Intelligent Ultrasound Group (LON:IUG) shareholders have earned a 20% CAGR over the last three years

·2 min read

By buying an index fund, you can roughly match the market return with ease. But many of us dare to dream of bigger returns, and build a portfolio ourselves. For example, the Intelligent Ultrasound Group plc (LON:IUG) share price is up 74% in the last three years, clearly besting the market return of around 9.3% (not including dividends). On the other hand, the returns haven't been quite so good recently, with shareholders up just 5.2%.

So let's assess the underlying fundamentals over the last 3 years and see if they've moved in lock-step with shareholder returns.

View our latest analysis for Intelligent Ultrasound Group

Because Intelligent Ultrasound Group made a loss in the last twelve months, we think the market is probably more focussed on revenue and revenue growth, at least for now. When a company doesn't make profits, we'd generally expect to see good revenue growth. Some companies are willing to postpone profitability to grow revenue faster, but in that case one does expect good top-line growth.

Intelligent Ultrasound Group's revenue trended up 4.2% each year over three years. Considering the company is losing money, we think that rate of revenue growth is uninspiring. The modest growth is probably broadly reflected in the share price, which is up 20%, per year over 3 years. The real question is when the business will generate profits, and how quickly they will grow. In this sort of situation it can be worth putting the stock on your watchlist. If it can become profitable, then even moderate revenue growth could grow profits quickly.

The company's revenue and earnings (over time) are depicted in the image below (click to see the exact numbers).

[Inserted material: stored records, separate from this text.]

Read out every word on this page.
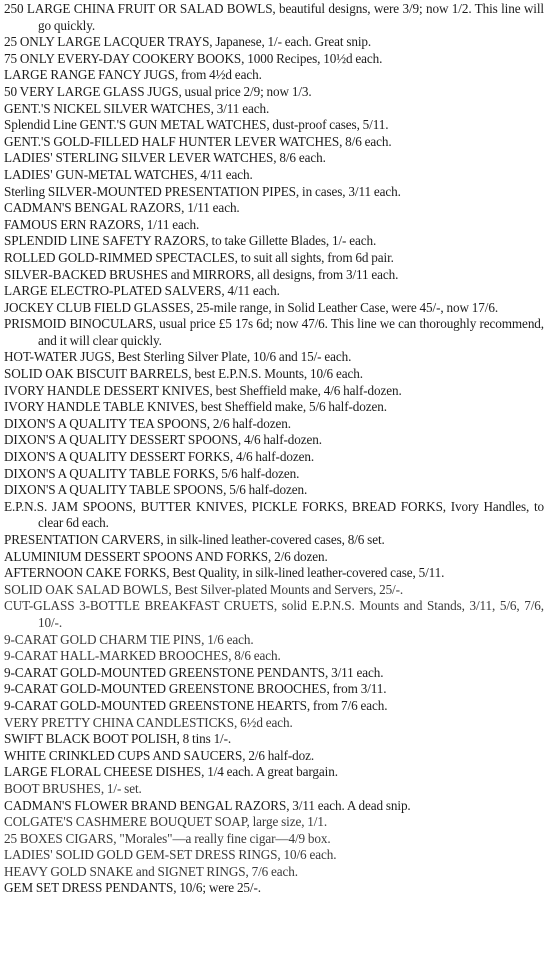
250 LARGE CHINA FRUIT OR SALAD BOWLS, beautiful designs, were 3/9; now 1/2. This line will go quickly.
25 ONLY LARGE LACQUER TRAYS, Japanese, 1/- each. Great snip.
75 ONLY EVERY-DAY COOKERY BOOKS, 1000 Recipes, 10½d each.
LARGE RANGE FANCY JUGS, from 4½d each.
50 VERY LARGE GLASS JUGS, usual price 2/9; now 1/3.
GENT.'S NICKEL SILVER WATCHES, 3/11 each.
Splendid Line GENT.'S GUN METAL WATCHES, dust-proof cases, 5/11.
GENT.'S GOLD-FILLED HALF HUNTER LEVER WATCHES, 8/6 each.
LADIES' STERLING SILVER LEVER WATCHES, 8/6 each.
LADIES' GUN-METAL WATCHES, 4/11 each.
Sterling SILVER-MOUNTED PRESENTATION PIPES, in cases, 3/11 each.
CADMAN'S BENGAL RAZORS, 1/11 each.
FAMOUS ERN RAZORS, 1/11 each.
SPLENDID LINE SAFETY RAZORS, to take Gillette Blades, 1/- each.
ROLLED GOLD-RIMMED SPECTACLES, to suit all sights, from 6d pair.
SILVER-BACKED BRUSHES and MIRRORS, all designs, from 3/11 each.
LARGE ELECTRO-PLATED SALVERS, 4/11 each.
JOCKEY CLUB FIELD GLASSES, 25-mile range, in Solid Leather Case, were 45/-, now 17/6.
PRISMOID BINOCULARS, usual price £5 17s 6d; now 47/6. This line we can thoroughly recommend, and it will clear quickly.
HOT-WATER JUGS, Best Sterling Silver Plate, 10/6 and 15/- each.
SOLID OAK BISCUIT BARRELS, best E.P.N.S. Mounts, 10/6 each.
IVORY HANDLE DESSERT KNIVES, best Sheffield make, 4/6 half-dozen.
IVORY HANDLE TABLE KNIVES, best Sheffield make, 5/6 half-dozen.
DIXON'S A QUALITY TEA SPOONS, 2/6 half-dozen.
DIXON'S A QUALITY DESSERT SPOONS, 4/6 half-dozen.
DIXON'S A QUALITY DESSERT FORKS, 4/6 half-dozen.
DIXON'S A QUALITY TABLE FORKS, 5/6 half-dozen.
DIXON'S A QUALITY TABLE SPOONS, 5/6 half-dozen.
E.P.N.S. JAM SPOONS, BUTTER KNIVES, PICKLE FORKS, BREAD FORKS, Ivory Handles, to clear 6d each.
PRESENTATION CARVERS, in silk-lined leather-covered cases, 8/6 set.
ALUMINIUM DESSERT SPOONS AND FORKS, 2/6 dozen.
AFTERNOON CAKE FORKS, Best Quality, in silk-lined leather-covered case, 5/11.
SOLID OAK SALAD BOWLS, Best Silver-plated Mounts and Servers, 25/-.
CUT-GLASS 3-BOTTLE BREAKFAST CRUETS, solid E.P.N.S. Mounts and Stands, 3/11, 5/6, 7/6, 10/-.
9-CARAT GOLD CHARM TIE PINS, 1/6 each.
9-CARAT HALL-MARKED BROOCHES, 8/6 each.
9-CARAT GOLD-MOUNTED GREENSTONE PENDANTS, 3/11 each.
9-CARAT GOLD-MOUNTED GREENSTONE BROOCHES, from 3/11.
9-CARAT GOLD-MOUNTED GREENSTONE HEARTS, from 7/6 each.
VERY PRETTY CHINA CANDLESTICKS, 6½d each.
SWIFT BLACK BOOT POLISH, 8 tins 1/-.
WHITE CRINKLED CUPS AND SAUCERS, 2/6 half-doz.
LARGE FLORAL CHEESE DISHES, 1/4 each. A great bargain.
BOOT BRUSHES, 1/- set.
CADMAN'S FLOWER BRAND BENGAL RAZORS, 3/11 each. A dead snip.
COLGATE'S CASHMERE BOUQUET SOAP, large size, 1/1.
25 BOXES CIGARS, "Morales"—a really fine cigar—4/9 box.
LADIES' SOLID GOLD GEM-SET DRESS RINGS, 10/6 each.
HEAVY GOLD SNAKE and SIGNET RINGS, 7/6 each.
GEM SET DRESS PENDANTS, 10/6; were 25/-.
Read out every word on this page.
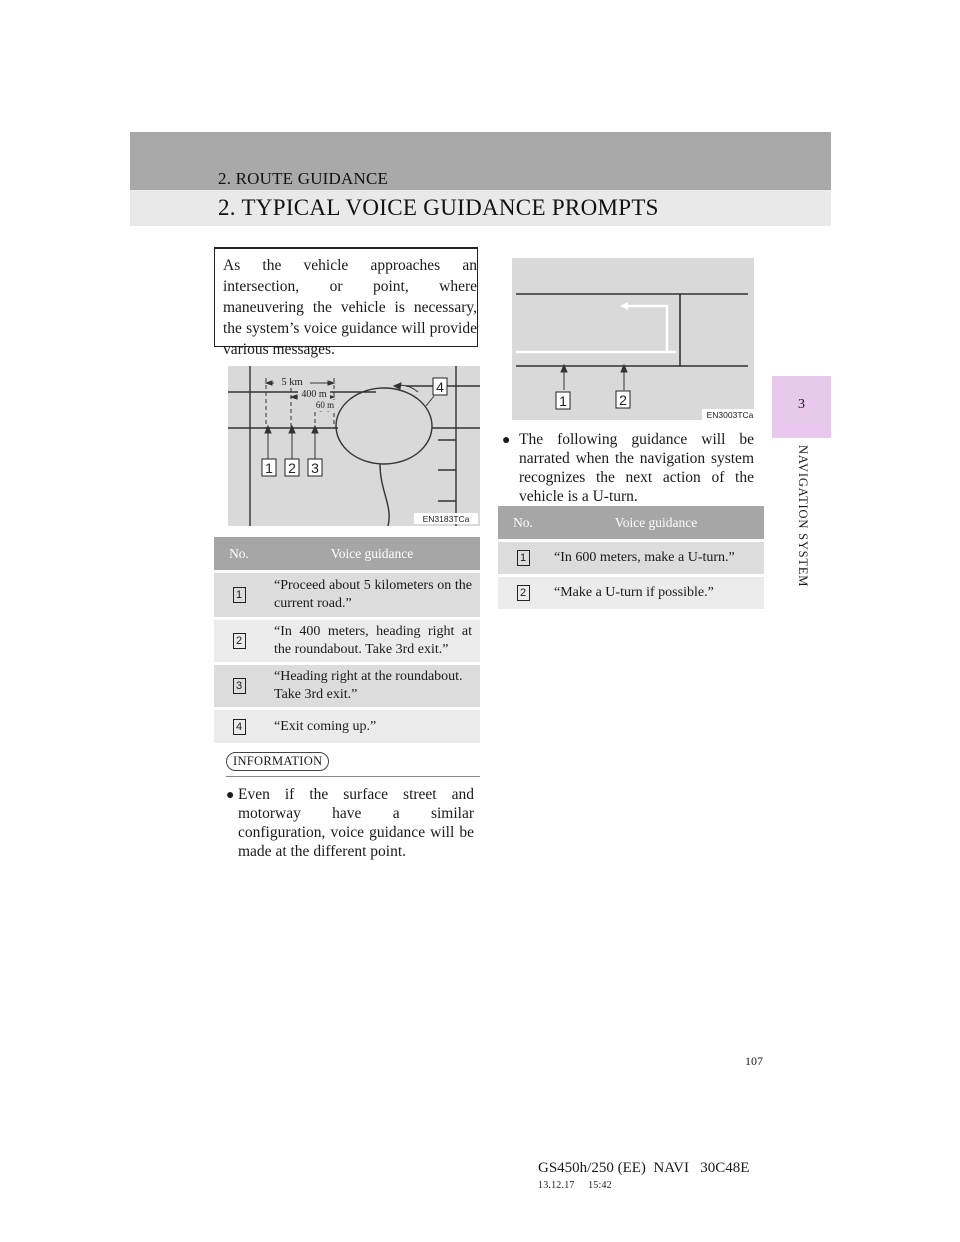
2. ROUTE GUIDANCE
2. TYPICAL VOICE GUIDANCE PROMPTS
3
NAVIGATION SYSTEM
As the vehicle approaches an intersection, or point, where maneuvering the vehicle is necessary, the system’s voice guidance will provide various messages.
5 km
400 m
60 m
1 2 3
4
EN3183TCa
No.	Voice guidance

1	“Proceed about 5 kilometers on the current road.”

2	“In 400 meters, heading right at the roundabout. Take 3rd exit.”

3	“Heading right at the roundabout. Take 3rd exit.”

4	“Exit coming up.”
INFORMATION
● Even if the surface street and motorway have a similar configuration, voice guidance will be made at the different point.
1	2
EN3003TCa
● The following guidance will be narrated when the navigation system recognizes the next action of the vehicle is a U-turn.
No.	Voice guidance

1	“In 600 meters, make a U-turn.”

2	“Make a U-turn if possible.”
107
GS450h/250 (EE)  NAVI   30C48E
13.12.17     15:42
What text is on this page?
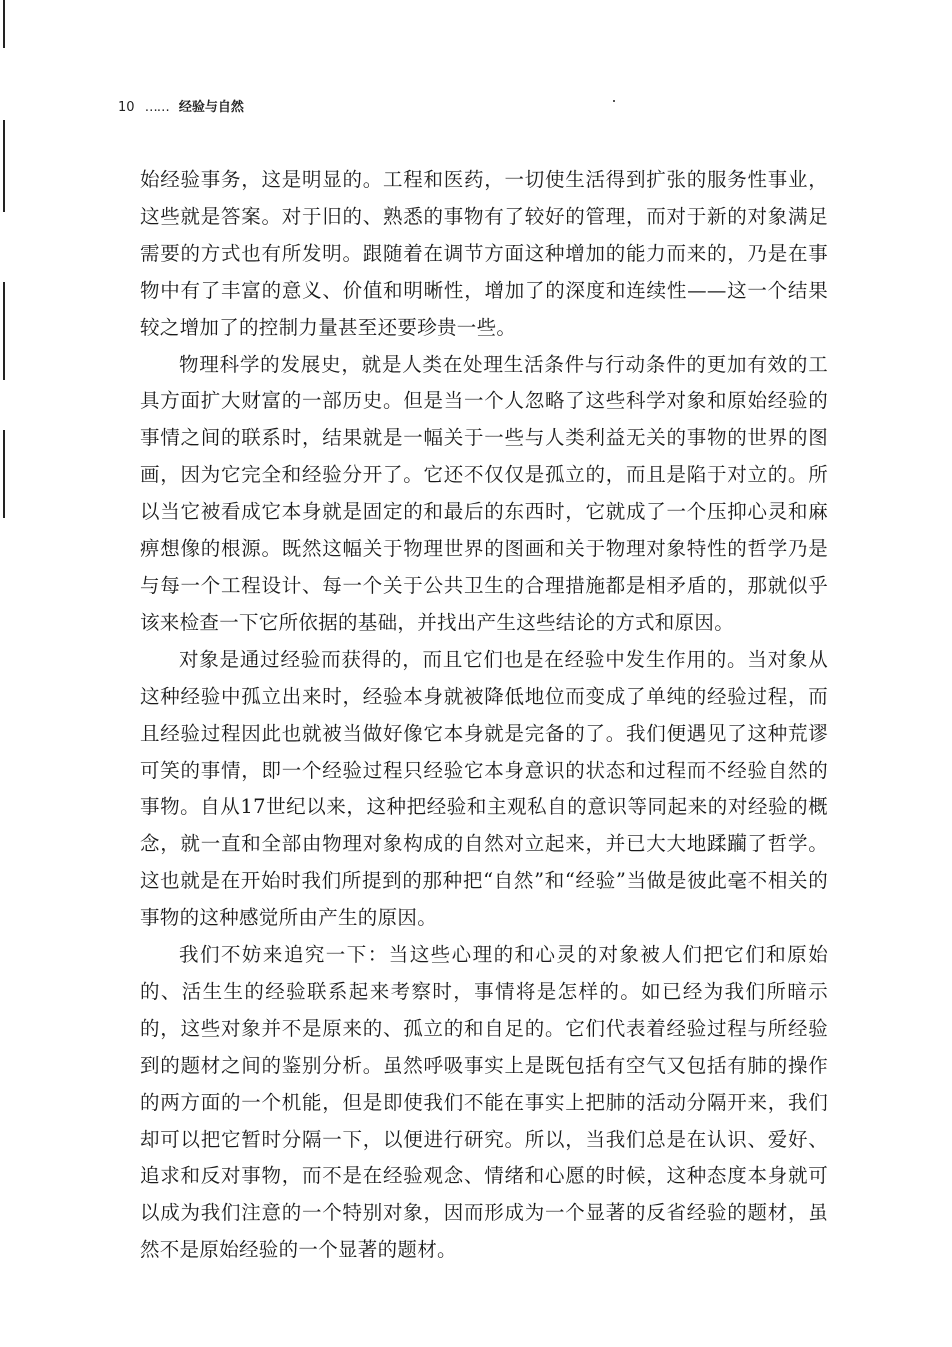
10 …… 经验与自然

始经验事务，这是明显的。工程和医药，一切使生活得到扩张的服务性事业，这些就是答案。对于旧的、熟悉的事物有了较好的管理，而对于新的对象满足需要的方式也有所发明。跟随着在调节方面这种增加的能力而来的，乃是在事物中有了丰富的意义、价值和明晰性，增加了的深度和连续性——这一个结果较之增加了的控制力量甚至还要珍贵一些。

物理科学的发展史，就是人类在处理生活条件与行动条件的更加有效的工具方面扩大财富的一部历史。但是当一个人忽略了这些科学对象和原始经验的事情之间的联系时，结果就是一幅关于一些与人类利益无关的事物的世界的图画，因为它完全和经验分开了。它还不仅仅是孤立的，而且是陷于对立的。所以当它被看成它本身就是固定的和最后的东西时，它就成了一个压抑心灵和麻痹想像的根源。既然这幅关于物理世界的图画和关于物理对象特性的哲学乃是与每一个工程设计、每一个关于公共卫生的合理措施都是相矛盾的，那就似乎该来检查一下它所依据的基础，并找出产生这些结论的方式和原因。

对象是通过经验而获得的，而且它们也是在经验中发生作用的。当对象从这种经验中孤立出来时，经验本身就被降低地位而变成了单纯的经验过程，而且经验过程因此也就被当做好像它本身就是完备的了。我们便遇见了这种荒谬可笑的事情，即一个经验过程只经验它本身意识的状态和过程而不经验自然的事物。自从17世纪以来，这种把经验和主观私自的意识等同起来的对经验的概念，就一直和全部由物理对象构成的自然对立起来，并已大大地蹂躏了哲学。这也就是在开始时我们所提到的那种把“自然”和“经验”当做是彼此毫不相关的事物的这种感觉所由产生的原因。

我们不妨来追究一下：当这些心理的和心灵的对象被人们把它们和原始的、活生生的经验联系起来考察时，事情将是怎样的。如已经为我们所暗示的，这些对象并不是原来的、孤立的和自足的。它们代表着经验过程与所经验到的题材之间的鉴别分析。虽然呼吸事实上是既包括有空气又包括有肺的操作的两方面的一个机能，但是即使我们不能在事实上把肺的活动分隔开来，我们却可以把它暂时分隔一下，以便进行研究。所以，当我们总是在认识、爱好、追求和反对事物，而不是在经验观念、情绪和心愿的时候，这种态度本身就可以成为我们注意的一个特别对象，因而形成为一个显著的反省经验的题材，虽然不是原始经验的一个显著的题材。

earnings-and-revenue-growth
earnings-and-revenue-growth

You can see how its balance sheet has strengthened (or weakened) over time in this free interactive graphic.

A Different Perspective

Intelligent Ultrasound Group shareholders gained a total return of 5.2% during the year. But that return falls short of the market. On the bright side, that's still a gain, and it is certainly better than the yearly loss of about 8% endured over half a decade. It could well be that the business is stabilizing. It's always interesting to track share price performance over the longer term. But to understand Intelligent Ultrasound Group better, we need to consider many other factors. For instance, we've identified 2 warning signs for Intelligent Ultrasound Group (1 is concerning) that you should be aware of.

Of course Intelligent Ultrasound Group may not be the best stock to buy. So you may wish to see this free collection of growth stocks.

Please note, the market returns quoted in this article reflect the market weighted average returns of stocks that currently trade on GB exchanges.

This article by Simply Wall St is general in nature. We provide commentary based on historical data and analyst forecasts only using an unbiased methodology and our articles are not intended to be financial advice. It does not constitute a recommendation to buy or sell any stock, and does not take account of your objectives, or your financial situation. We aim to bring you long-term focused analysis driven by fundamental data. Note that our analysis may not factor in the latest price-sensitive company announcements or qualitative material. Simply Wall St has no position in any stocks mentioned.